Eşim gelinliğini Hollanda’nin Lahey, The Hague, şehrinden aldı. Markası Cymbeline. Bense ceket ve pantolonumu yine Hollanda’dan Eduard Pelger’den aldım. Gömlek, ayakkabı ve diğer bütün ihtiyaçlarımı ise Damat Tween’den aldım.
Düğün günü unuttuğunuz atladığınız bir şey oldu mu, bu konuda ne tavsiye edersiniz?
Herkes bana yedek gömleğimin nerde olduğunu sordu. Tabii ki bu aklımın ucuna dahi gelmemişti.
Kutlamalarınız esnasında geleneksel veya size özel bir şeyler gerçekleşti mi?
Eşim için ablam çok orjinal bir kına gecesi planlamıştı Ankara’daki Tarihi Karacabey Hamamı’nda. Eminim hem eiim Emmie hem de o aksama katılan yerli-yabancı tüm konuklar için güzel bir deneyim oldu. Hem Hollanda’da hem de Ankara’da arkadaşlarımla beraber iki kere bekarlığa veda partisi yaptım ve çok eğlendim. Emeği geçen herkese özellikle Mustafa Öztürk ve Roos van Hogendorp Azzouzi’ye çok teşekkürler!

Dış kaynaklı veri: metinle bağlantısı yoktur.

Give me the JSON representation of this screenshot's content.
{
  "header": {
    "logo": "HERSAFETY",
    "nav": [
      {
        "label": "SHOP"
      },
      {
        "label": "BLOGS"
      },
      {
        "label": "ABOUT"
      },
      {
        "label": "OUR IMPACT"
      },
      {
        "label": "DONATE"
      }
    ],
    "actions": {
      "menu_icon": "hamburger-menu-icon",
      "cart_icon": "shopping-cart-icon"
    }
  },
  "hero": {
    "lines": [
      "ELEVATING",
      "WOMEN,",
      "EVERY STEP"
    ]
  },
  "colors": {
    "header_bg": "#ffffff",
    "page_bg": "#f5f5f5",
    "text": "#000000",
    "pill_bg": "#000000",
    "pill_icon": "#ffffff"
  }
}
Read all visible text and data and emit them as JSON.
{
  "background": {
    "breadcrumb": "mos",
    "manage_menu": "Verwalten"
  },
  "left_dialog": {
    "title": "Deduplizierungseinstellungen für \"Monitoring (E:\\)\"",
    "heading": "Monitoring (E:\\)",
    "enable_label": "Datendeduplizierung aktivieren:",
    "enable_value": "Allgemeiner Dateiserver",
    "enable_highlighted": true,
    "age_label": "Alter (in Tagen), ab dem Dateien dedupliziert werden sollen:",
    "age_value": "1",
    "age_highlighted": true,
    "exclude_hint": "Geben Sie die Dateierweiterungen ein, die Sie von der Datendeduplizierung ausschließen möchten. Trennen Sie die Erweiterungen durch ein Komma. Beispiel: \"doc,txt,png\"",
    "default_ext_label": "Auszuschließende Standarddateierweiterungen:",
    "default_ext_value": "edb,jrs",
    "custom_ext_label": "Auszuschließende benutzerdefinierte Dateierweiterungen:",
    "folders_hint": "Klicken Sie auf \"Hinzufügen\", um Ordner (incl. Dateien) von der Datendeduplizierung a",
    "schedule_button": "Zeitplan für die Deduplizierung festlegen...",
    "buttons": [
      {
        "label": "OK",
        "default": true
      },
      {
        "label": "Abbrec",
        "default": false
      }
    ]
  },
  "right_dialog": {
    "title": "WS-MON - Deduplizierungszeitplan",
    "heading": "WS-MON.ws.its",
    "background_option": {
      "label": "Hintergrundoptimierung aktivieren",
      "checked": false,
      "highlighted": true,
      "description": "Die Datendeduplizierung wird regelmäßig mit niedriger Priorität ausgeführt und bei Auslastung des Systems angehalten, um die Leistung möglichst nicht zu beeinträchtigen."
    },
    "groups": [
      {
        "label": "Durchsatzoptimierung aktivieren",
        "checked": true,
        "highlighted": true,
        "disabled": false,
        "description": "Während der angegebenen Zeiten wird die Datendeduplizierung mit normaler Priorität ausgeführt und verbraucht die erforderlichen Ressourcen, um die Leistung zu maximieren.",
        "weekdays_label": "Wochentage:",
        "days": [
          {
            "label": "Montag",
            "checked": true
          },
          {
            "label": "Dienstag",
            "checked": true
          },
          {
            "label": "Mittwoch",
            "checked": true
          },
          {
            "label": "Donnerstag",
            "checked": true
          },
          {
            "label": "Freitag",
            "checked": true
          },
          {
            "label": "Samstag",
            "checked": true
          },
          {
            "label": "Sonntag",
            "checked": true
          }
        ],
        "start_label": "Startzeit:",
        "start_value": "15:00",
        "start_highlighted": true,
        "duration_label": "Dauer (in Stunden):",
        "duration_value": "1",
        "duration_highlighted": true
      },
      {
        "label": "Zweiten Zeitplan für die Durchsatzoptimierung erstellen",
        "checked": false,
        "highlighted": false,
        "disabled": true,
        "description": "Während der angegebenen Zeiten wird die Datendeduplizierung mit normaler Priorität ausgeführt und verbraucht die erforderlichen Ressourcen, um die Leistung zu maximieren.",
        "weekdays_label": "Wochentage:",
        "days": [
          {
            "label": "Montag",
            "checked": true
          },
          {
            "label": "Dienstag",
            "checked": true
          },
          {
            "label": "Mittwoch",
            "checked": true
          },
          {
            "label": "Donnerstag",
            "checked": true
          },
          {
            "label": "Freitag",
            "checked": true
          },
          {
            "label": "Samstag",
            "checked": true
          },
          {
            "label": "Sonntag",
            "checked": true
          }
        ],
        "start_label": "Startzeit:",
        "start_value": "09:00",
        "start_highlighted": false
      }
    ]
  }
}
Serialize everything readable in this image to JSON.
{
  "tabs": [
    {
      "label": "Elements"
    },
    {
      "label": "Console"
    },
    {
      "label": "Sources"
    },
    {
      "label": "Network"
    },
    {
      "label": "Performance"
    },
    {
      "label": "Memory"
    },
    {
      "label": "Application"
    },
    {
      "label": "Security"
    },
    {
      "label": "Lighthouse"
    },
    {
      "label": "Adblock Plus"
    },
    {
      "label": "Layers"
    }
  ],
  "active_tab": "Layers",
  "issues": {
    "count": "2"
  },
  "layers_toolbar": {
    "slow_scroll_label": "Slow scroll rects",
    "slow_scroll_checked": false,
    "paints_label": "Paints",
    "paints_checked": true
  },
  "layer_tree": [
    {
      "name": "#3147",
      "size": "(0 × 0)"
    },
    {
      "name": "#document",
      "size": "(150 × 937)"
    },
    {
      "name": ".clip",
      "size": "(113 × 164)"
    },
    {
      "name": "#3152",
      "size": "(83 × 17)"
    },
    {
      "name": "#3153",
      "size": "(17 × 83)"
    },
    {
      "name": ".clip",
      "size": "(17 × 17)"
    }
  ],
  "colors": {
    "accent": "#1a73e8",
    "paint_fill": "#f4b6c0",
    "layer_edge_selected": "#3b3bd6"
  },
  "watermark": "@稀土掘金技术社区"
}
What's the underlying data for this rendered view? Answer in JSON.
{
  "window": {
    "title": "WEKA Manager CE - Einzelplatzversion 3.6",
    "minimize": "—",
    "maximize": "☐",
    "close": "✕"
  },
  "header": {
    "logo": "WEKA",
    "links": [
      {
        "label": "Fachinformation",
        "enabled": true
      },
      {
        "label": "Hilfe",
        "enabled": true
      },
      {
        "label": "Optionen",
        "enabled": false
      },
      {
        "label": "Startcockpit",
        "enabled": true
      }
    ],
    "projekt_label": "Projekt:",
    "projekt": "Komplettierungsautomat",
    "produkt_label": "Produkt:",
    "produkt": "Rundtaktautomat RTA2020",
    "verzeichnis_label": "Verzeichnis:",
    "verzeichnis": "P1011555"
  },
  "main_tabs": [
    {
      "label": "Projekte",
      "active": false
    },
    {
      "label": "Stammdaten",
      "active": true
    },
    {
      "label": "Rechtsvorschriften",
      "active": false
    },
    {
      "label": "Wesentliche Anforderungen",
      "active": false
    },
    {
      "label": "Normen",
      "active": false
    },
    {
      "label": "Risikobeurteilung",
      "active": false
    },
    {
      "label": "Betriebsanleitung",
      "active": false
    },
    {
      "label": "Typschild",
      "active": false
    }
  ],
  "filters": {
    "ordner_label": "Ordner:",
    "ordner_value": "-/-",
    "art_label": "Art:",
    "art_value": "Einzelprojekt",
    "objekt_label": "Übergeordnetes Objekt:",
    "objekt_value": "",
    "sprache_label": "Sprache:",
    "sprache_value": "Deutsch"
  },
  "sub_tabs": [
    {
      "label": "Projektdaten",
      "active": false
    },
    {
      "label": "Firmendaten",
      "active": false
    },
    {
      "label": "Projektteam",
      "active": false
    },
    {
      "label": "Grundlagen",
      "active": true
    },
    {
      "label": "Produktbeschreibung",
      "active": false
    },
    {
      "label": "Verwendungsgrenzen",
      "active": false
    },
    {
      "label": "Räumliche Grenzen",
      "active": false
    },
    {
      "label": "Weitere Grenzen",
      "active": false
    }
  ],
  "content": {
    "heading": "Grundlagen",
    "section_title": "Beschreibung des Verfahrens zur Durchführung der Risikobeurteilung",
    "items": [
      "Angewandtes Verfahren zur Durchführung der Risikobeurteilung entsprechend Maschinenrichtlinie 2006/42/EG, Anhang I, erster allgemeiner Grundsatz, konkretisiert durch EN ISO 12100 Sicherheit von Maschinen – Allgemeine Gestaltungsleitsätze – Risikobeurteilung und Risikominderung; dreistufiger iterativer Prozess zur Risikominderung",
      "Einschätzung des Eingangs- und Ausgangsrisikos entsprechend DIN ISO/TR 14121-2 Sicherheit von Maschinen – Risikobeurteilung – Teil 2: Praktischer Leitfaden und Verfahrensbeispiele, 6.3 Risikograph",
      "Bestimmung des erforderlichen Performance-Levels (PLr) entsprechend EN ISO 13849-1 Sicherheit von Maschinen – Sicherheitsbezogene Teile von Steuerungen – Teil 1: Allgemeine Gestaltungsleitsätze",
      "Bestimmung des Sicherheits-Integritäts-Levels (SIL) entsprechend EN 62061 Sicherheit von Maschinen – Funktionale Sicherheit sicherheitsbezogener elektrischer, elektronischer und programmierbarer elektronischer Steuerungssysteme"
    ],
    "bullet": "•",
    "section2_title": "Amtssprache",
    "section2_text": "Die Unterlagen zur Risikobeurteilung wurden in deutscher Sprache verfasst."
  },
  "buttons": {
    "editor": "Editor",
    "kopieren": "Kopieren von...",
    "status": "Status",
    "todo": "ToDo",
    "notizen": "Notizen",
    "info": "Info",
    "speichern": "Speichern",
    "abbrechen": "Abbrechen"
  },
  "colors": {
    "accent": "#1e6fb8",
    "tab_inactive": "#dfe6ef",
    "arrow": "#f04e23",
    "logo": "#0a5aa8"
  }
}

Düğün günü veya hazırlıklarınız esnasında başınıza gelen komik bir olay var mı?
Fotoğraf çekimleri için Hidiv Kasrı’na gitmiştik. Tam fotoğraflarımız çekilirken çok sevdiğimiz bir aile dostumuz da gizliden gizliye bizim fotoğraflarımızı çekiyordu. Tam onlara doğru yaklaştığımızda “Lütfen çekmeyin, ayıp oluyor” gibi agresif bir çıkışta bulunduk. Fotoğrafçımız Selin Hanım (En Mutlu Gunum) bizim onları tanıdığımızı bilmediği için, yok canım önemli değil ceksinler tabii, demeye başladı. Daha sonra onlarla biz selamlaşınca olayın perde arkası ortaya çıktı.
Balayınızı nerede geçirdiniz?
Malezya’nın Langkawi adasında. Gerçekten çok güzel bir yer, herkese tavsiye ediyoruz.
Düğününüz sırasında en çok heyecanlandığınız anı anlatır mısınız?
Çıkış müziğimizi duyduktan sonra merdiven başına doğru yürümeye başladık. O an kalbimin gerçekten normal ritminden çok uzak olduğunu halen hatırlıyorum!